The surrogate observable mechanism is key to making latent variables "computable": Replacing latent nodes with their observed effects for rank testing bridges "theoretically existing latent variables" with "practically computable statistics," a strategy worth emulating in other latent causal discovery tasks.
The first Hawkes causal discovery framework that doesn't pre-specify latent counts/locations: Compared to legacy methods requiring fixed latent counts, this is far more practical for real-world scenarios where the existence of hidden variables is unknown.

Limitations & Future Work¶

Excitation functions are constrained to separable forms \(\phi_{ij}(s)=a_{ij}w(s)\) (shared decay kernel). The authors noted future work could relax this to node-specific decay rates to expand applicability.
Dependence on Symmetric Acyclic Path Conditions (Def 4.4) and Rank-faithfulness: Identifiability guarantees fail when latent confounder paths to multiple effects are asymmetric in length or contain cycles, defining the structural boundaries of the method.
Computational complexity grows with the number of subprocesses and graph density: Phase II uses exhaustive pair searches for latent confounders; larger scales lead to more iterations. The authors listed designing lower-complexity discovery algorithms as a future direction.
Real-world evaluation is relatively thin: Evaluated only on one cellular network dataset where the latent process was manually removed. Verification across more diverse real-world scenarios is needed.
Each latent confounder requires at least 2 observed surrogates for identification (Theorem 5.1), leaving latent processes with only one observed effect unidentifiable.

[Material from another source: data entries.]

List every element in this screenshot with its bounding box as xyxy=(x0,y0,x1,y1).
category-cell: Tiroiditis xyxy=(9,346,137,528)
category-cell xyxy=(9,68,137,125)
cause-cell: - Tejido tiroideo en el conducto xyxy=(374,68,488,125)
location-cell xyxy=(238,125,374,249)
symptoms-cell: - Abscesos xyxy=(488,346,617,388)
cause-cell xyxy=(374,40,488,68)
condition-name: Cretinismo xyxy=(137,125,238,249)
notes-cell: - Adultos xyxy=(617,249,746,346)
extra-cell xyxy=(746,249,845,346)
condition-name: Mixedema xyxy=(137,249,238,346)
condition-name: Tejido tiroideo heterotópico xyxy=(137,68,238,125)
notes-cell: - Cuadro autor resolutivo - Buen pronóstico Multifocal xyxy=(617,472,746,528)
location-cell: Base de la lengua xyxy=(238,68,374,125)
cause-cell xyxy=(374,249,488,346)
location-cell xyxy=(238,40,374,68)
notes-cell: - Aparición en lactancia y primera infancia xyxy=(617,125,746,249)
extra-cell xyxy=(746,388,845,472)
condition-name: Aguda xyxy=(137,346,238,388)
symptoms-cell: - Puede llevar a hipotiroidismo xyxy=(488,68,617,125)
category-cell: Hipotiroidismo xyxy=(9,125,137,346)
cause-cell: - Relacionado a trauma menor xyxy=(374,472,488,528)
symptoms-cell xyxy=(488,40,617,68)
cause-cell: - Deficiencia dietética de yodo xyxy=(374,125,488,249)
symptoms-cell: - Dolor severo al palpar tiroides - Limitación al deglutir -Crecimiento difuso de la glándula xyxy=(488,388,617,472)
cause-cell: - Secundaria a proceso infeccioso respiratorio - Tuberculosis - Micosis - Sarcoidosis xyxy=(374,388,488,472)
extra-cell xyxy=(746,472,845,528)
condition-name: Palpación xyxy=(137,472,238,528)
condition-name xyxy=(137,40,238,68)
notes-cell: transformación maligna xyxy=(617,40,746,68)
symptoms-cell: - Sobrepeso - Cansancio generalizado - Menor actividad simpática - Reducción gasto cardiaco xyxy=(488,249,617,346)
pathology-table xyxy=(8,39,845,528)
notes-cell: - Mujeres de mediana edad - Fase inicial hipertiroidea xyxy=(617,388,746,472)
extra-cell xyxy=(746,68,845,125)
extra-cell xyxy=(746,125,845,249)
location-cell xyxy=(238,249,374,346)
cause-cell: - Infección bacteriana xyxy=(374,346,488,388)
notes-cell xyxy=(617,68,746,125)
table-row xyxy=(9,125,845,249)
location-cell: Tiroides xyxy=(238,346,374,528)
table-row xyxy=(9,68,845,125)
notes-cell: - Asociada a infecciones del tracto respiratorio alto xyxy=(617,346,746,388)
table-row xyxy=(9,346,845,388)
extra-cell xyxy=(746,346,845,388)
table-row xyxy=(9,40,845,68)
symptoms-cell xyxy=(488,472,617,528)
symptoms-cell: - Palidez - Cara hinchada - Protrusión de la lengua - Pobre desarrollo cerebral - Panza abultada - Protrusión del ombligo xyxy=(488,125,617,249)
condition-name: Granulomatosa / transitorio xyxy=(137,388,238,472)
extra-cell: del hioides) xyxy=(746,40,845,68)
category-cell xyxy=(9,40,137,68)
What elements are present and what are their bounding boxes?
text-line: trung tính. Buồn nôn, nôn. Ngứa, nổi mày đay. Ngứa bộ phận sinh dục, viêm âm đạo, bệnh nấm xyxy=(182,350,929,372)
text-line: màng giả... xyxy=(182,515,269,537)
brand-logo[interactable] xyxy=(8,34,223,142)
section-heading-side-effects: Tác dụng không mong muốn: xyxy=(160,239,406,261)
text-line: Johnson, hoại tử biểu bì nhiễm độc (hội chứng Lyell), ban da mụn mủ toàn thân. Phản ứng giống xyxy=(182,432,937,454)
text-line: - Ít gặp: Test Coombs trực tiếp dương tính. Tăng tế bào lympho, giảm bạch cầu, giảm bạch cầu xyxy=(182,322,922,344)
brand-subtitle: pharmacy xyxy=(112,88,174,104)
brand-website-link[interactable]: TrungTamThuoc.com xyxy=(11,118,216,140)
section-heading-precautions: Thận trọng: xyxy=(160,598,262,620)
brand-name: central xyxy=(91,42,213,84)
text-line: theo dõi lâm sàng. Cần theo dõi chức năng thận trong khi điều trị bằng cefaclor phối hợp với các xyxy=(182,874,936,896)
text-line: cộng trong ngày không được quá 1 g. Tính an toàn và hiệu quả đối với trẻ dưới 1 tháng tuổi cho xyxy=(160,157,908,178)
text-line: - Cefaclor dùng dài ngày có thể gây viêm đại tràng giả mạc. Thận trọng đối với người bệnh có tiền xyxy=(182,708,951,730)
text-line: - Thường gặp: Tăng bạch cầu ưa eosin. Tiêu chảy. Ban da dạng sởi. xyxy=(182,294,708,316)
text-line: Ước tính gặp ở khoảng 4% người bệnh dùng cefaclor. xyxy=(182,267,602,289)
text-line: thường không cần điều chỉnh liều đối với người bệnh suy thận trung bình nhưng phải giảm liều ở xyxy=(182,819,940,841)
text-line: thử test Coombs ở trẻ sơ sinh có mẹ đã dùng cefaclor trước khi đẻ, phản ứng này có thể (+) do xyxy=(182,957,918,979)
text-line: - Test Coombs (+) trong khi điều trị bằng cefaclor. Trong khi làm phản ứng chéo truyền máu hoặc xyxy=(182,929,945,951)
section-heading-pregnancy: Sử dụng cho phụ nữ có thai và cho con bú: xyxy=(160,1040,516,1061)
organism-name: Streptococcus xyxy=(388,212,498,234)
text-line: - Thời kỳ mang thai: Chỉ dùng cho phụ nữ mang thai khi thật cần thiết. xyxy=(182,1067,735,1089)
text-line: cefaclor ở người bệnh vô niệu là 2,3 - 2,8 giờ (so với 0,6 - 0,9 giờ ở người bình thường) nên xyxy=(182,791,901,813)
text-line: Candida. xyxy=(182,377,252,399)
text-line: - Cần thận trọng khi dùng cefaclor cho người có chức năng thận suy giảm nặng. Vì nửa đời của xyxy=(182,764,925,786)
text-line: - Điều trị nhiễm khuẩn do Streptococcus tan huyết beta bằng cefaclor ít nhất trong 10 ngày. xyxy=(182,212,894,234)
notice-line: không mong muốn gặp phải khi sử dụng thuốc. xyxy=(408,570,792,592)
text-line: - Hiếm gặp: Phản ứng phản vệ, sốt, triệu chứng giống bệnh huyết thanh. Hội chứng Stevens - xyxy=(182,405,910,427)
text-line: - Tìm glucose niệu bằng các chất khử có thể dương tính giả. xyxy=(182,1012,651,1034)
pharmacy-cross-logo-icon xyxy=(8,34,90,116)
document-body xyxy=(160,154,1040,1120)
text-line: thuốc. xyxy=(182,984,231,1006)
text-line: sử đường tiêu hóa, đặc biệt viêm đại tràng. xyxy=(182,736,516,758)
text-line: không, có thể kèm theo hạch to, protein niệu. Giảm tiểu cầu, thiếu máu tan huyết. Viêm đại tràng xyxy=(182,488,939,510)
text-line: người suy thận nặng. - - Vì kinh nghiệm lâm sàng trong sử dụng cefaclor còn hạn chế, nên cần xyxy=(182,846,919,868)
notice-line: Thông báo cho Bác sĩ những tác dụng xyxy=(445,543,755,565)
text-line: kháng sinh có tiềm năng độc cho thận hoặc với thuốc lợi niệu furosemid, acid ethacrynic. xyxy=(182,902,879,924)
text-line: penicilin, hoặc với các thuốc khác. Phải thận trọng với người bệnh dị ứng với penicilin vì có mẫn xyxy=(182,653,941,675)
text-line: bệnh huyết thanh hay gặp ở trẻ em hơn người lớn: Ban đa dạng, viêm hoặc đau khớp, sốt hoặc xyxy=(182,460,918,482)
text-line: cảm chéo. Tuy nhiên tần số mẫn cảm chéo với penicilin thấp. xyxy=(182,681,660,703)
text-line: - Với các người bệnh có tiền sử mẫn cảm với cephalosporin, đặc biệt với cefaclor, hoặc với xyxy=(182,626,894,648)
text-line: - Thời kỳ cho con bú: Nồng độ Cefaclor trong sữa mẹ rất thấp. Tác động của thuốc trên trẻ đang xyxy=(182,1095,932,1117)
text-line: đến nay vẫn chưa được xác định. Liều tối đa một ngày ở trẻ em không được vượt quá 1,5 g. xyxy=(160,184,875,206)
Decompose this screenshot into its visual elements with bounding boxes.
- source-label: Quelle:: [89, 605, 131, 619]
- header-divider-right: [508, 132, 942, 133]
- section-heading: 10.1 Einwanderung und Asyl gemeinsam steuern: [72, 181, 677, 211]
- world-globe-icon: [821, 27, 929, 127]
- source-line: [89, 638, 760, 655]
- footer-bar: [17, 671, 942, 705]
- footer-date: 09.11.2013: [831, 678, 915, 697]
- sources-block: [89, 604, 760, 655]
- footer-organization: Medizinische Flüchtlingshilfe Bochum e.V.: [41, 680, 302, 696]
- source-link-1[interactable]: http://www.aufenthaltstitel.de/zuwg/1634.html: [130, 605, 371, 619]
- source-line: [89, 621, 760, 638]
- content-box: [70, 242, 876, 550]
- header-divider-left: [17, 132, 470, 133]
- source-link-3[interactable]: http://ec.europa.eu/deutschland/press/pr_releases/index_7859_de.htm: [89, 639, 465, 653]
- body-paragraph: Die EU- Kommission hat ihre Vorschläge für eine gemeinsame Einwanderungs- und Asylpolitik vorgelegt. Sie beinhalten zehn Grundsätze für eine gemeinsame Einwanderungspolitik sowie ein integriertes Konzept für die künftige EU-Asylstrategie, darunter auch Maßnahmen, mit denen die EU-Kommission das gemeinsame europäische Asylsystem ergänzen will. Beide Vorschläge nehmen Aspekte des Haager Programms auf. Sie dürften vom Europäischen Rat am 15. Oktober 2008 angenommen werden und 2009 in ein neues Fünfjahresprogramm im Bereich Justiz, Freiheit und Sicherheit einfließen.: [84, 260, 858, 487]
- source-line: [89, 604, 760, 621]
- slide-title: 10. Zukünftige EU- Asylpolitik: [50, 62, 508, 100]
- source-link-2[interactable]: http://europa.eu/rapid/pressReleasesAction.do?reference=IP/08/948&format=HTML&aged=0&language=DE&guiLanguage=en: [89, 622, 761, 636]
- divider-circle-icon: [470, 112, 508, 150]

vs Likelihood-based Hawkes (SHP / THP / NPHC / Granger-MLE): These perform MLE/cumulant fitting on continuous or binned data and assume causal sufficiency (fully observed). This paper avoids likelihood fitting, instead searching for low-rank patterns in linear representations of discretized data to identify latent confounders—a paradigm shift from "fitting details" to "test paradigm."
vs Binned-likelihood (Shlomovich et al. 2022): They reconstruct bin count likelihood but do not model structural relationships between bins; this work establishes a linear causal representation of discretized Hawkes, which is a fundamental structural difference.
vs i.i.d. Linear Latent Rank Methods (Hier. Rank, RLCD): These allow latents but usually only identify up to equivalence classes and rely on structural/cardinality assumptions incompatible with Hawkes dynamics. This paper targets subprocesses rather than static variables and provides identifiability via Hawkes-specific time-aware rank constraints.
vs Time-series Causality (LPCMCI): It assumes weak autocorrelation and exogenous latent confounding, whereas Hawkes processes naturally feature dense cross-lag dependencies and endogenous latent processes, violating LPCMCI's premises. This work accommodates both endogenous and exogenous latent processes.

Rating¶

Novelty: ⭐⭐⭐⭐⭐ The first Hawkes causal discovery framework that identifies complex latent confounder networks without pre-specifying their number or location. The combination of the discretization bridge and rank signatures is highly original.
Experimental Thoroughness: ⭐⭐⭐⭐ Covers six graph families in synthetic data and real-world cellular network validation, though real data is limited and the latent process was artificially created.
Writing Quality: ⭐⭐⭐⭐ Rigorous theoretical derivation with a clear progression from definitions to theorems, though the density of rank constraint notation may be challenging for readers without a causal discovery background.
Value: ⭐⭐⭐⭐⭐ Solves the real-world pain point of partial observability with a provable method, holding direct value for scenarios where hidden variables are ubiquitous, such as neuroscience and network telemetry.